Yes, the unorthodox batting orders and strange field placements may shirk a few traditionalists, but when House brings home the Ashes who will care? However, his intellect is rivalled by his ego, which could disincline the ECB following the Moores/Pietersen fall out.

3. Gareth Keenan. The Office's most gormless nerd may initially seem like a strange suggestion, but he could in fact be the perfect candidate. He has the impression that he is important and makes a difference despite everyone else knowing otherwise, which seems a perfectly suited delusion for the role of cricket coach. Having an inexhaustible laughing stock may be exactly the thing the boys need to keep up morale whilst on tour.

Despite occasional outbursts he is loyal, offering the media enough tit-bits to feed upon without ever seriously threatening team unity. On the down side, he would spend so much time retrieving balls and bails from inside jellies that he might end up neglecting those few necessary duties the coach actually does have.

4. Sooty. Quiet, yet with a deadly weapon—his magic. Although the team may feel that they're always carrying the little bear, by keeping a close eye over proceedings he would make sure England never go off track with a few swifts taps of that wand. How demoralising for the opposition to be frustrated every time they inch ahead!

An uncannily wagging tail...dropped catches...perhaps even they disappearance of a strike bowler in extreme cases. Knowing England's lot though, he'll probably lose the magic wand halfway through the Ashes.

5. A Tree. The ECB are seriously considering the appointment of A Flower. Surely A Tree would be a more solid choice?

6. Me. Currently unemployed, I'm a little bemused as to why the ECB haven't snapped me up. Apologies for egoising, but let me just give you a run down of my eminent qualifications:

- Tactical knowledge: I have been watching England play for nearly two decades now, surely enough studying to make even the dimmest mind an astute, tactical, cricketing brain.
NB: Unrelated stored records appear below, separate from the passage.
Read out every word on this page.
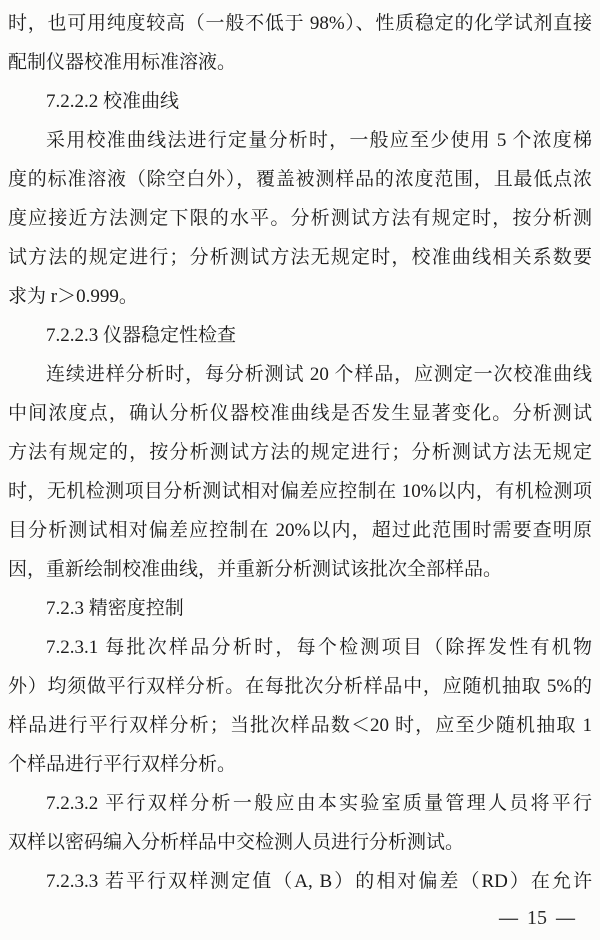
时，也可用纯度较高（一般不低于 98%）、性质稳定的化学试剂直接
配制仪器校准用标准溶液。
7.2.2.2 校准曲线
采用校准曲线法进行定量分析时，一般应至少使用 5 个浓度梯
度的标准溶液（除空白外），覆盖被测样品的浓度范围，且最低点浓
度应接近方法测定下限的水平。分析测试方法有规定时，按分析测
试方法的规定进行；分析测试方法无规定时，校准曲线相关系数要
求为 r＞0.999。
7.2.2.3 仪器稳定性检查
连续进样分析时，每分析测试 20 个样品，应测定一次校准曲线
中间浓度点，确认分析仪器校准曲线是否发生显著变化。分析测试
方法有规定的，按分析测试方法的规定进行；分析测试方法无规定
时，无机检测项目分析测试相对偏差应控制在 10%以内，有机检测项
目分析测试相对偏差应控制在 20%以内，超过此范围时需要查明原
因，重新绘制校准曲线，并重新分析测试该批次全部样品。
7.2.3 精密度控制
7.2.3.1 每批次样品分析时，每个检测项目（除挥发性有机物
外）均须做平行双样分析。在每批次分析样品中，应随机抽取 5%的
样品进行平行双样分析；当批次样品数＜20 时，应至少随机抽取 1
个样品进行平行双样分析。
7.2.3.2 平行双样分析一般应由本实验室质量管理人员将平行
双样以密码编入分析样品中交检测人员进行分析测试。
7.2.3.3 若平行双样测定值（A, B）的相对偏差（RD）在允许
— 15 —
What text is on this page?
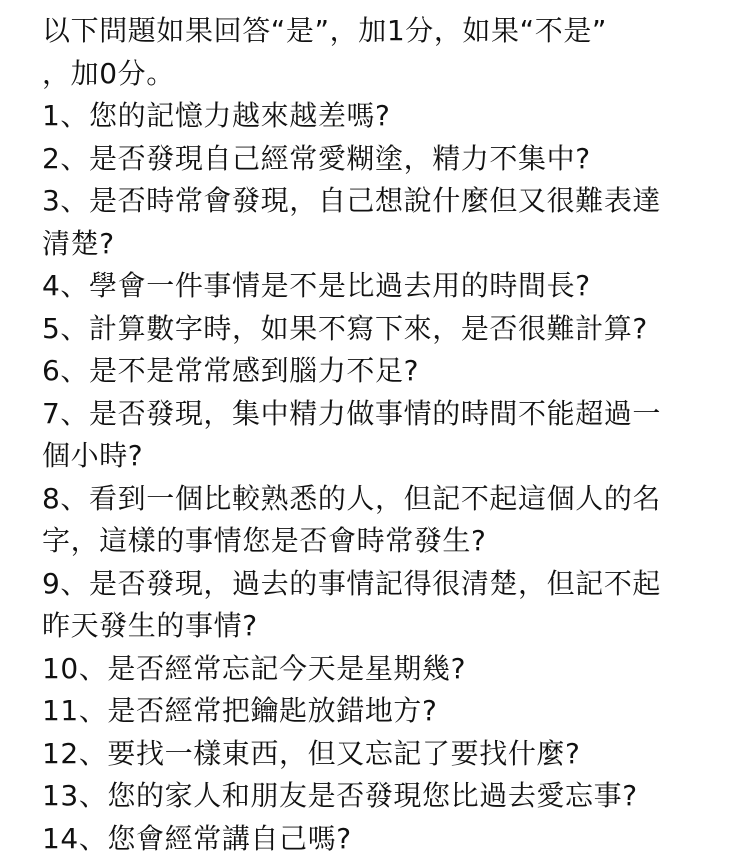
以下問題如果回答“是”，加1分，如果“不是”
，加0分。
1、您的記憶力越來越差嗎?
2、是否發現自己經常愛糊塗，精力不集中?
3、是否時常會發現，自己想說什麼但又很難表達
清楚?
4、學會一件事情是不是比過去用的時間長?
5、計算數字時，如果不寫下來，是否很難計算?
6、是不是常常感到腦力不足?
7、是否發現，集中精力做事情的時間不能超過一
個小時?
8、看到一個比較熟悉的人，但記不起這個人的名
字，這樣的事情您是否會時常發生?
9、是否發現，過去的事情記得很清楚，但記不起
昨天發生的事情?
10、是否經常忘記今天是星期幾?
11、是否經常把鑰匙放錯地方?
12、要找一樣東西，但又忘記了要找什麼?
13、您的家人和朋友是否發現您比過去愛忘事?
14、您會經常講自己嗎?
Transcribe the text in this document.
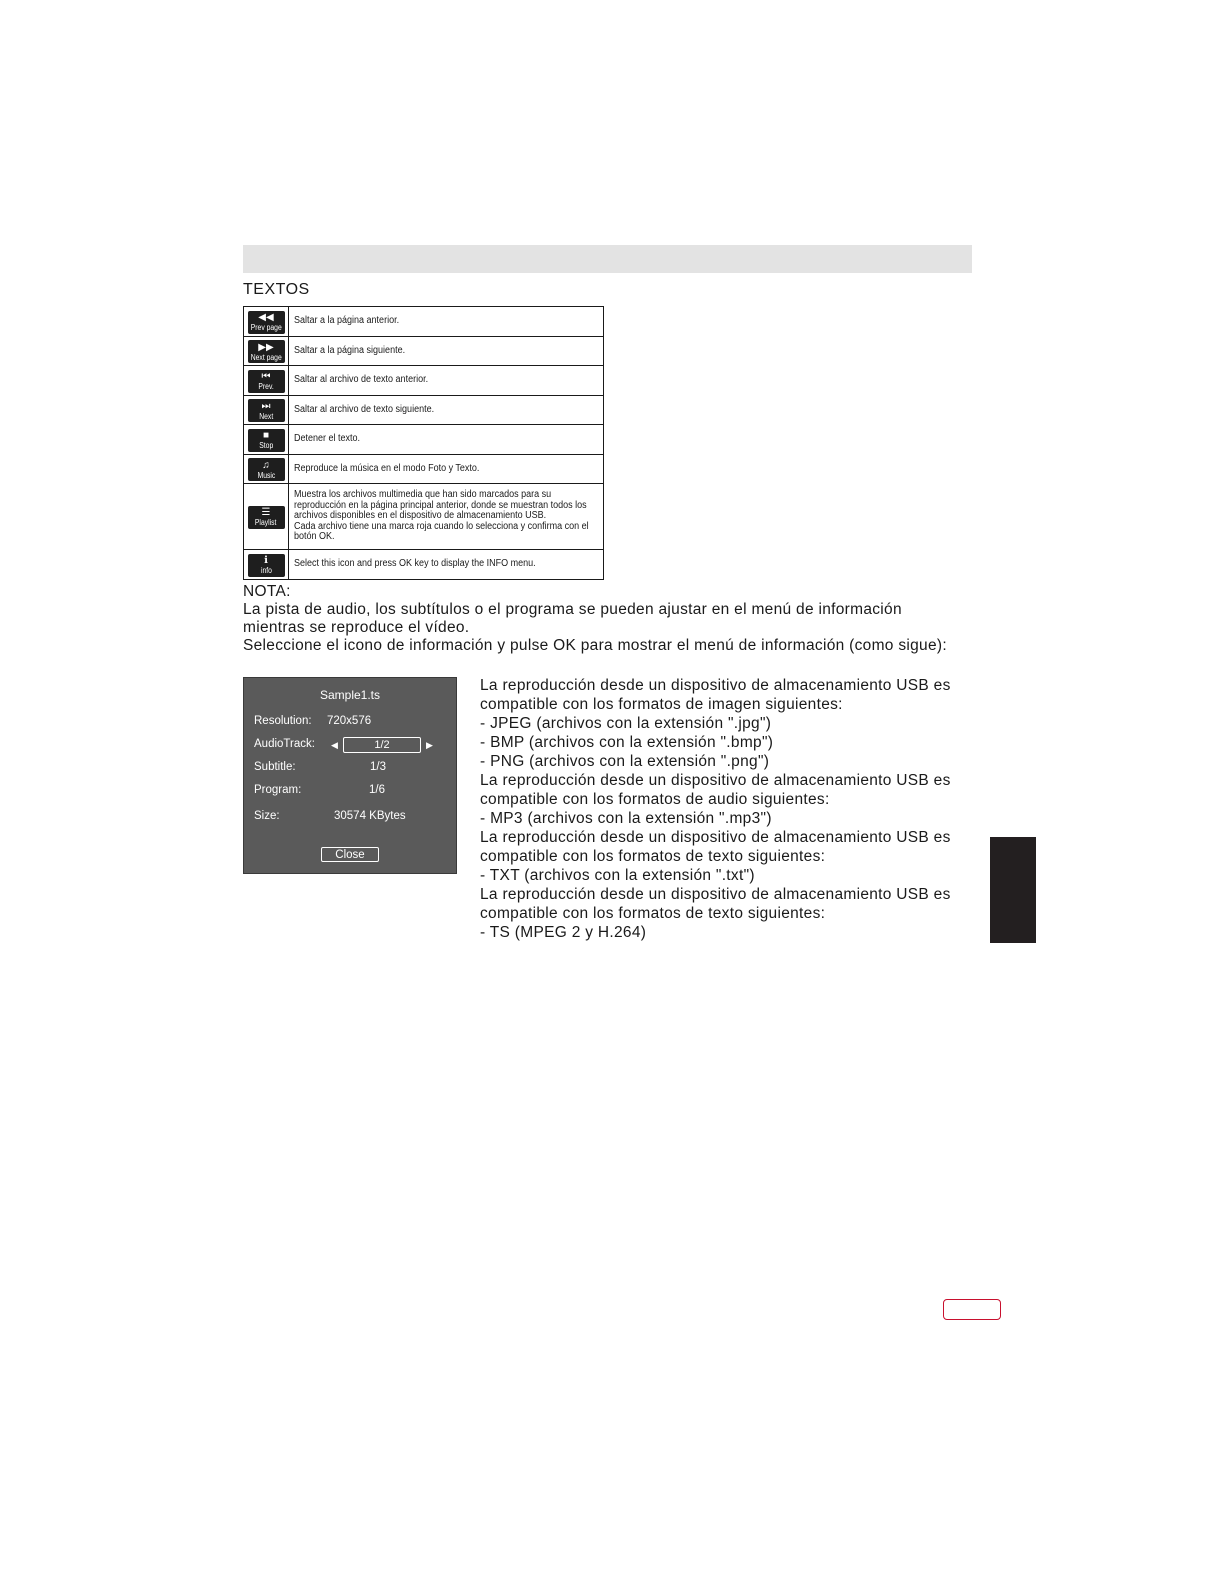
TEXTOS
◀◀
Prev page	Saltar a la página anterior.

▶▶
Next page	Saltar a la página siguiente.

⏮
Prev.	Saltar al archivo de texto anterior.

⏭
Next	Saltar al archivo de texto siguiente.

■
Stop	Detener el texto.

♫
Music	Reproduce la música en el modo Foto y Texto.

☰
Playlist	Muestra los archivos multimedia que han sido marcados para su reproducción en la página principal anterior, donde se muestran todos los archivos disponibles en el dispositivo de almacenamiento USB.
Cada archivo tiene una marca roja cuando lo selecciona y confirma con el botón OK.

ℹ
info	Select this icon and press OK key to display the INFO menu.

NOTA:

La pista de audio, los subtítulos o el programa se pueden ajustar en el menú de información

mientras se reproduce el vídeo.

Seleccione el icono de información y pulse OK para mostrar el menú de información (como sigue):

Sample1.ts
Resolution: 720x576
AudioTrack: ◀	1/2	▶
Subtitle:	1/3
Program:	1/6
Size:	30574 KBytes
Close

La reproducción desde un dispositivo de almacenamiento USB es

compatible con los formatos de imagen siguientes:

- JPEG (archivos con la extensión ".jpg")

- BMP (archivos con la extensión ".bmp")

- PNG (archivos con la extensión ".png")

La reproducción desde un dispositivo de almacenamiento USB es

compatible con los formatos de audio siguientes:

- MP3 (archivos con la extensión ".mp3")

La reproducción desde un dispositivo de almacenamiento USB es

compatible con los formatos de texto siguientes:

- TXT (archivos con la extensión ".txt")

La reproducción desde un dispositivo de almacenamiento USB es

compatible con los formatos de texto siguientes:

- TS (MPEG 2 y H.264)
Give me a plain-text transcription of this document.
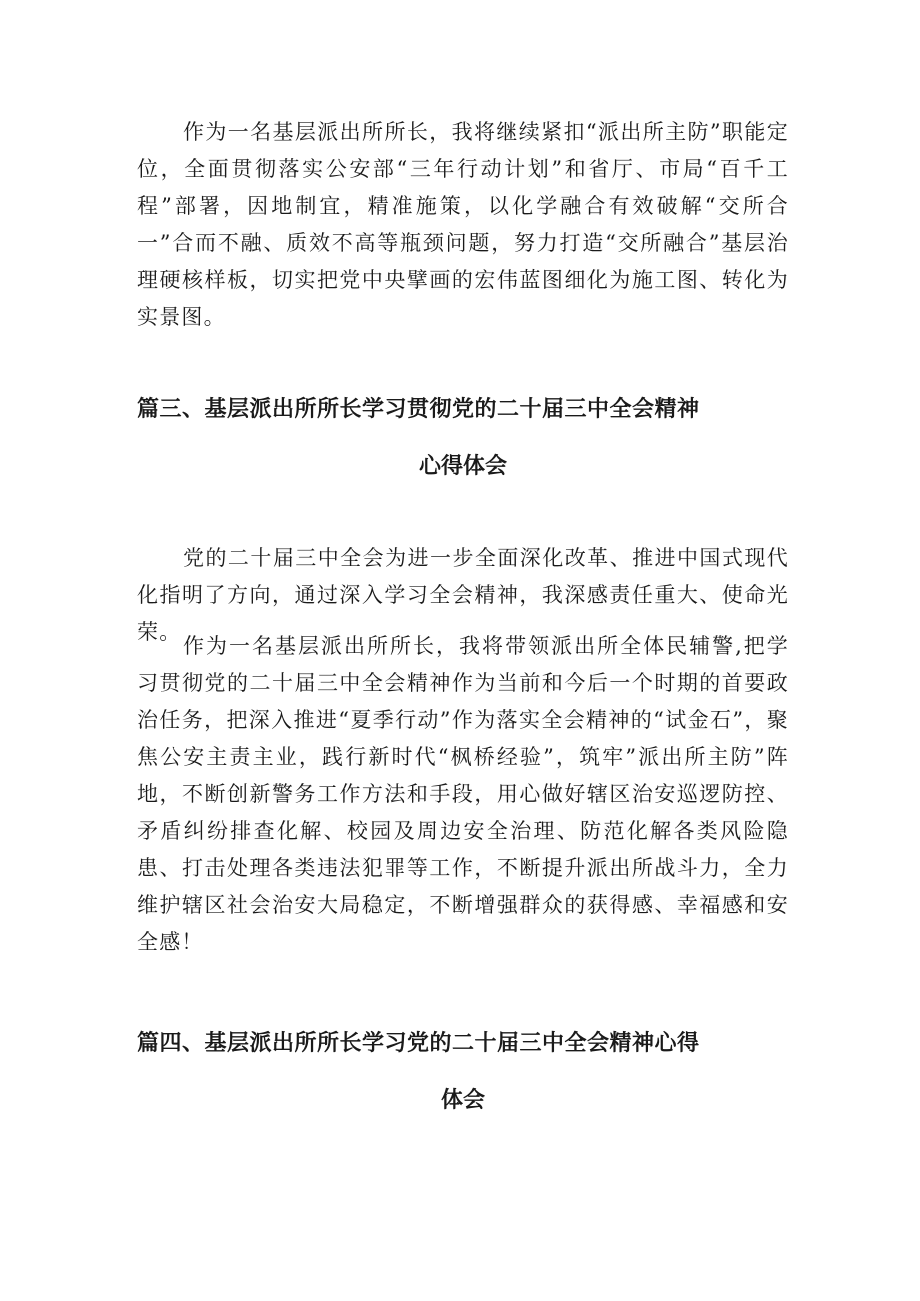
作为一名基层派出所所长，我将继续紧扣“派出所主防”职能定位，全面贯彻落实公安部“三年行动计划”和省厅、市局“百千工程”部署，因地制宜，精准施策，以化学融合有效破解“交所合一”合而不融、质效不高等瓶颈问题，努力打造“交所融合”基层治理硬核样板，切实把党中央擘画的宏伟蓝图细化为施工图、转化为实景图。

篇三、基层派出所所长学习贯彻党的二十届三中全会精神
心得体会

党的二十届三中全会为进一步全面深化改革、推进中国式现代化指明了方向，通过深入学习全会精神，我深感责任重大、使命光荣。

作为一名基层派出所所长，我将带领派出所全体民辅警,把学习贯彻党的二十届三中全会精神作为当前和今后一个时期的首要政治任务，把深入推进“夏季行动”作为落实全会精神的“试金石”，聚焦公安主责主业，践行新时代“枫桥经验”，筑牢”派出所主防”阵地，不断创新警务工作方法和手段，用心做好辖区治安巡逻防控、矛盾纠纷排查化解、校园及周边安全治理、防范化解各类风险隐患、打击处理各类违法犯罪等工作，不断提升派出所战斗力，全力维护辖区社会治安大局稳定，不断增强群众的获得感、幸福感和安全感！

篇四、基层派出所所长学习党的二十届三中全会精神心得
体会
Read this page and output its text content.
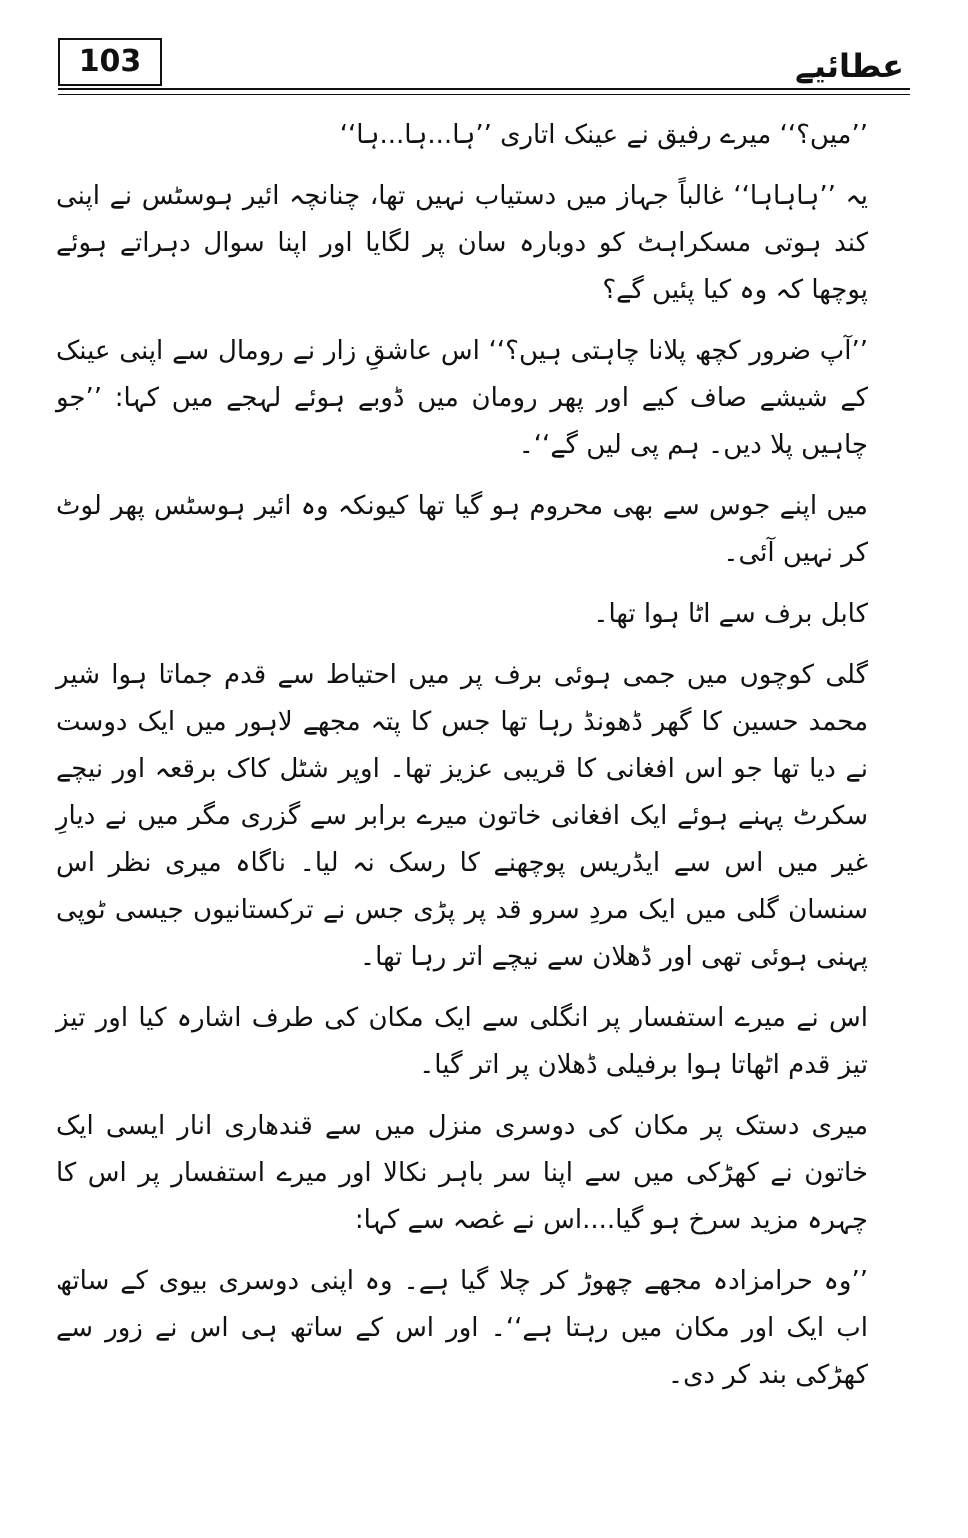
103	عطائیے

’’میں؟‘‘ میرے رفیق نے عینک اتاری ’’ہا...ہا...ہا‘‘

یہ ’’ہاہاہا‘‘ غالباً جہاز میں دستیاب نہیں تھا، چنانچہ ائیر ہوسٹس نے اپنی کند ہوتی مسکراہٹ کو دوبارہ سان پر لگایا اور اپنا سوال دہراتے ہوئے پوچھا کہ وہ کیا پئیں گے؟

’’آپ ضرور کچھ پلانا چاہتی ہیں؟‘‘ اس عاشقِ زار نے رومال سے اپنی عینک کے شیشے صاف کیے اور پھر رومان میں ڈوبے ہوئے لہجے میں کہا: ’’جو چاہیں پلا دیں۔ ہم پی لیں گے‘‘۔

میں اپنے جوس سے بھی محروم ہو گیا تھا کیونکہ وہ ائیر ہوسٹس پھر لوٹ کر نہیں آئی۔

کابل برف سے اٹا ہوا تھا۔

گلی کوچوں میں جمی ہوئی برف پر میں احتیاط سے قدم جماتا ہوا شیر محمد حسین کا گھر ڈھونڈ رہا تھا جس کا پتہ مجھے لاہور میں ایک دوست نے دیا تھا جو اس افغانی کا قریبی عزیز تھا۔ اوپر شٹل کاک برقعہ اور نیچے سکرٹ پہنے ہوئے ایک افغانی خاتون میرے برابر سے گزری مگر میں نے دیارِ غیر میں اس سے ایڈریس پوچھنے کا رسک نہ لیا۔ ناگاہ میری نظر اس سنسان گلی میں ایک مردِ سرو قد پر پڑی جس نے ترکستانیوں جیسی ٹوپی پہنی ہوئی تھی اور ڈھلان سے نیچے اتر رہا تھا۔

اس نے میرے استفسار پر انگلی سے ایک مکان کی طرف اشارہ کیا اور تیز تیز قدم اٹھاتا ہوا برفیلی ڈھلان پر اتر گیا۔

میری دستک پر مکان کی دوسری منزل میں سے قندھاری انار ایسی ایک خاتون نے کھڑکی میں سے اپنا سر باہر نکالا اور میرے استفسار پر اس کا چہرہ مزید سرخ ہو گیا....اس نے غصہ سے کہا:

’’وہ حرامزادہ مجھے چھوڑ کر چلا گیا ہے۔ وہ اپنی دوسری بیوی کے ساتھ اب ایک اور مکان میں رہتا ہے‘‘۔ اور اس کے ساتھ ہی اس نے زور سے کھڑکی بند کر دی۔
- Experience: I have been playing International Cricket Captain since I was twelve. Having recently won the 20/20 cup with Somerset, what more experience could the ECB want?

- Technical proficiency: Making my cricketing debut in an under-12 match, I took a hat-trick in my second over (we'll keep quiet about the following 12 years).

- Bravery: Just a month ago whilst in South Africa, I padded up to face a swarm of swaggering Afrikaans quickies. That's the thing real men are made of.

- Thick-skinned: Given the media hype around cricket politics these days, this is an essential characteristic for any coach. In the same net session detailed above, I took three balls to the thigh, as my guard wholly failed in its appointed task. If I can take the leather of Steyn-wannabees then surely I can take the venom of the press gaggle.

Mr. Morris, I'm just waiting for the call.